My mum was a worrier: she worried about the state of the world, she worried about everyone’s health, she worried about the neighbors, and she worried about me! I used to tell her that all her worrying couldn’t and wouldn’t change anything and she would tell me it was in her nature to worry!  

Do you worry about things beyond your control? Do your worries keep you awake at night? If so, today’s Gospel is for you. There’s plenty to disturb us: we’ve got a temple falling and wars, earthquakes, famines and dreadful portents from heaven. It’s all very apocalyptic. You can thank the lectionary!!! 

Jesus is at the Temple in Jerusalem. Everyone is amazed at its beauty, including his disciples. As they are talking about all the beautiful stones, Jesus takes their thoughts in a different direction by predicting its destruction: “not one stone will be left upon another; all will be thrown down.” The crowd presses him about when this will happen, perhaps so they can prepare; emotionally or spiritually, and perhaps financially. What’s really interesting, historically speaking, is that Luke’s gospel was written some ten or twenty years after the Romans destroyed the Temple, which means that Jesus is accurately predicting the future here. His message is prophetic, but it’s also a message to comfort and offer hope to encourage those on the other side of the disaster. On the other side of any disaster, really.  

Jesus adds that other terrible things will happen, there will be false prophets, wars and insurrections, nations rising against nations, natural disasters, persecutions, even betrayals by friends and family. It will look like the end times. Scholars suggest that Jesus is not describing particular events here, but how the world works in general. There are disasters, which we are certainly witnessing in our own time, but Jesus says ”when you hear of these things, do not be terrified.” Which, you may recall, is a pretty standard move for him. He has a tendency to offer a word of peace in rough times. When his friends are scared in a storm or in a locked room, or whenever the people around him are worried about the direction things seem to be going, he says “peace be with you”, he’s telling them not to feed the fears. 

That is not his only message. He also says that difficult times give us the opportunity to witness to our faith. To speak words of hope and trust in God. In the parish where I served as a deacon, a parishioner was diagnosed with an aggressive form of cancer. She told me that however her diagnosis played out, she wanted to live it with hope, to be a witness to her faith in God. And that was exactly how she lived the next few months as her health declined and she eventually passed on. She is remembered as a person who lived joyfully to the very moment of her transition to eternal life. A woman who put her faith in God even as cancer ravaged her body. 

In his letter to the Hebrews, Paul describes faith as “The assurance of things hoped for, the conviction of things not seen”. As followers of Jesus, we are called to hope in God’s abiding presence and love, to hope in resurrected life, to have hope for the lost and the least, and to hope in the coming kingdom of heaven and our citizenship there. Jesus calls us to testify to our hope. When everything is falling apart, how will you tell the story of your hope in something greater than what we see in this present time? We are sometimes shaken by momentous events, division, and at times, impending disaster. The world needs our hope no matter what is happening. That’s the call that comes from any good biblical apocalypse. They are not meant to scare us, but to make us bold in our hope.  

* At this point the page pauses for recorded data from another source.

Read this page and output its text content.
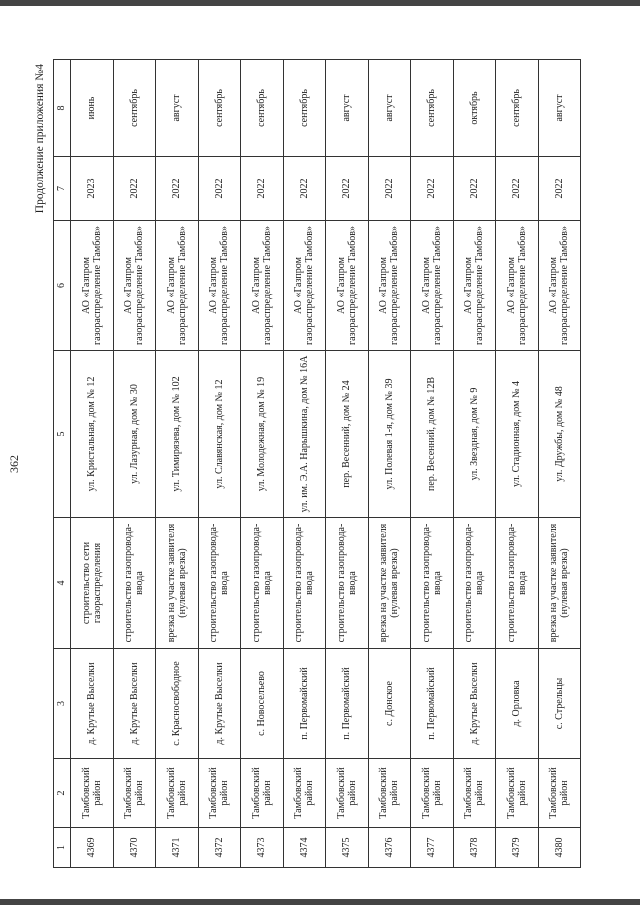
362
Продолжение приложения №4
1	2	3	4	5	6	7	8
4369	Тамбовский район	д. Крутые Выселки	строительство сети газораспределения	ул. Кристальная, дом № 12	АО «Газпром газораспределение Тамбов»	2023	июнь
4370	Тамбовский район	д. Крутые Выселки	строительство газопровода-ввода	ул. Лазурная, дом № 30	АО «Газпром газораспределение Тамбов»	2022	сентябрь
4371	Тамбовский район	с. Красносвободное	врезка на участке заявителя (нулевая врезка)	ул. Тимирязева, дом № 102	АО «Газпром газораспределение Тамбов»	2022	август
4372	Тамбовский район	д. Крутые Выселки	строительство газопровода-ввода	ул. Славянская, дом № 12	АО «Газпром газораспределение Тамбов»	2022	сентябрь
4373	Тамбовский район	с. Новоселъево	строительство газопровода-ввода	ул. Молодежная, дом № 19	АО «Газпром газораспределение Тамбов»	2022	сентябрь
4374	Тамбовский район	п. Первомайский	строительство газопровода-ввода	ул. им. Э.А. Нарышкина, дом № 16А	АО «Газпром газораспределение Тамбов»	2022	сентябрь
4375	Тамбовский район	п. Первомайский	строительство газопровода-ввода	пер. Весенний, дом № 24	АО «Газпром газораспределение Тамбов»	2022	август
4376	Тамбовский район	с. Донское	врезка на участке заявителя (нулевая врезка)	ул. Полевая 1-я, дом № 39	АО «Газпром газораспределение Тамбов»	2022	август
4377	Тамбовский район	п. Первомайский	строительство газопровода-ввода	пер. Весенний, дом № 12В	АО «Газпром газораспределение Тамбов»	2022	сентябрь
4378	Тамбовский район	д. Крутые Выселки	строительство газопровода-ввода	ул. Звездная, дом № 9	АО «Газпром газораспределение Тамбов»	2022	октябрь
4379	Тамбовский район	д. Орловка	строительство газопровода-ввода	ул. Стадионная, дом № 4	АО «Газпром газораспределение Тамбов»	2022	сентябрь
4380	Тамбовский район	с. Стрельцы	врезка на участке заявителя (нулевая врезка)	ул. Дружбы, дом № 48	АО «Газпром газораспределение Тамбов»	2022	август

Theologically, Luke distinguishes the end time from particular historical events: the temple may have come to an end, but it is not the end, peace will be swallowed by war, but war is not the way the world ends, security will end but fear and uncertainly are not the end either. Some people may take the name of Jesus and misconstrue his words, but the world does not end with these impersonators. 

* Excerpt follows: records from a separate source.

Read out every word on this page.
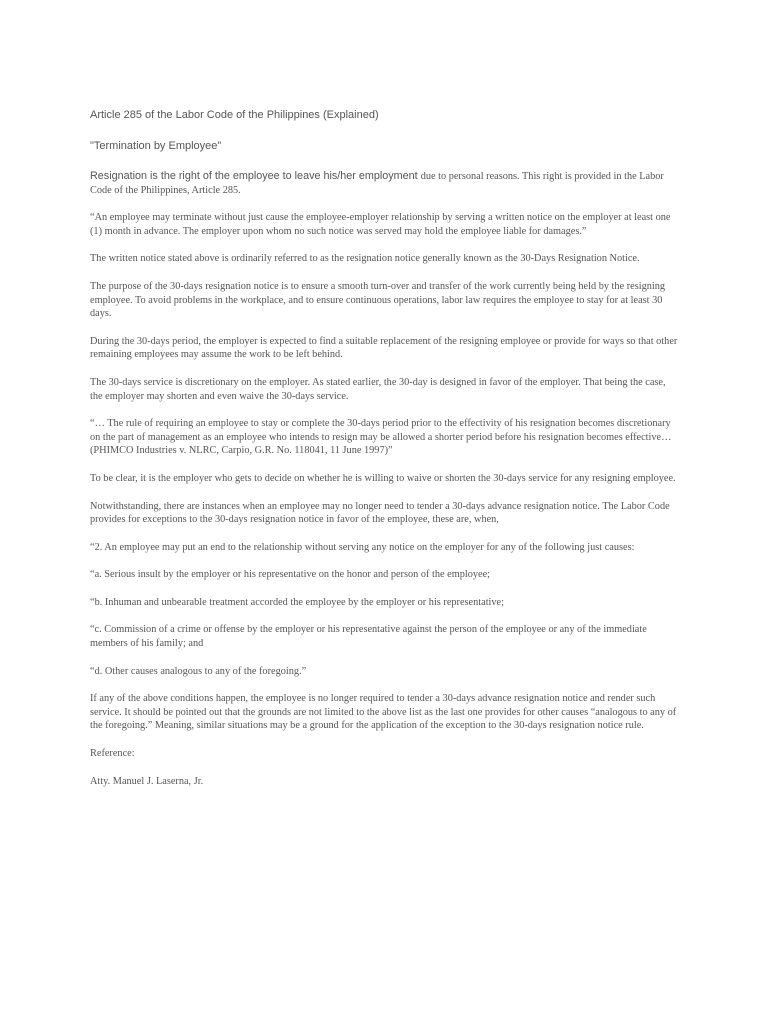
Article 285 of the Labor Code of the Philippines (Explained)

"Termination by Employee"

Resignation is the right of the employee to leave his/her employment due to personal reasons. This right is provided in the Labor Code of the Philippines, Article 285.

“An employee may terminate without just cause the employee-employer relationship by serving a written notice on the employer at least one (1) month in advance. The employer upon whom no such notice was served may hold the employee liable for damages.”

The written notice stated above is ordinarily referred to as the resignation notice generally known as the 30-Days Resignation Notice.

The purpose of the 30-days resignation notice is to ensure a smooth turn-over and transfer of the work currently being held by the resigning employee. To avoid problems in the workplace, and to ensure continuous operations, labor law requires the employee to stay for at least 30 days.

During the 30-days period, the employer is expected to find a suitable replacement of the resigning employee or provide for ways so that other remaining employees may assume the work to be left behind.

The 30-days service is discretionary on the employer. As stated earlier, the 30-day is designed in favor of the employer. That being the case, the employer may shorten and even waive the 30-days service.

“… The rule of requiring an employee to stay or complete the 30-days period prior to the effectivity of his resignation becomes discretionary on the part of management as an employee who intends to resign may be allowed a shorter period before his resignation becomes effective… (PHIMCO Industries v. NLRC, Carpio, G.R. No. 118041, 11 June 1997)”

To be clear, it is the employer who gets to decide on whether he is willing to waive or shorten the 30-days service for any resigning employee.

Notwithstanding, there are instances when an employee may no longer need to tender a 30-days advance resignation notice. The Labor Code provides for exceptions to the 30-days resignation notice in favor of the employee, these are, when,

“2. An employee may put an end to the relationship without serving any notice on the employer for any of the following just causes:

“a. Serious insult by the employer or his representative on the honor and person of the employee;

“b. Inhuman and unbearable treatment accorded the employee by the employer or his representative;

“c. Commission of a crime or offense by the employer or his representative against the person of the employee or any of the immediate members of his family; and

“d. Other causes analogous to any of the foregoing.”

If any of the above conditions happen, the employee is no longer required to tender a 30-days advance resignation notice and render such service. It should be pointed out that the grounds are not limited to the above list as the last one provides for other causes “analogous to any of the foregoing.” Meaning, similar situations may be a ground for the application of the exception to the 30-days resignation notice rule.

Reference:

Atty. Manuel J. Laserna, Jr.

So if, by chance, you ever get anxious about the future, today’s gospel is for you. If you ever get stuck in a kind of worry loop about your own life, or about our community, or nation or planet, Jesus’ message is for you. His divine word of peace has the power to cut through our spinning thoughts and remind us of God’s faithful presence with us. And God waits for our response. Will we be faithful in return? Will we speak of our hope? Things can and do get rough. and sometimes even grand temples fall. Whenever disaster strikes, or whenever we worry that it will, the false god of fear shows up and wants our allegiance. Fear wants to be fed, and it wants to be in charge. But we get to choose. The choice is ours, to serve our fear or to serve a steadfast God.  

Just as the destruction of the temple testified to the truthfulness of Jesus’ words when Luke’s Gospel was written, so do these words spoken in the worship of our parish community bear witness to Christ’s unshakable promise. The stones of the temple collapsed long ago, the temple is destroyed, but these words spoken by Christ endure and their promise is not diminished by earthquake, war or famine, or even by the passing of years.  Amen.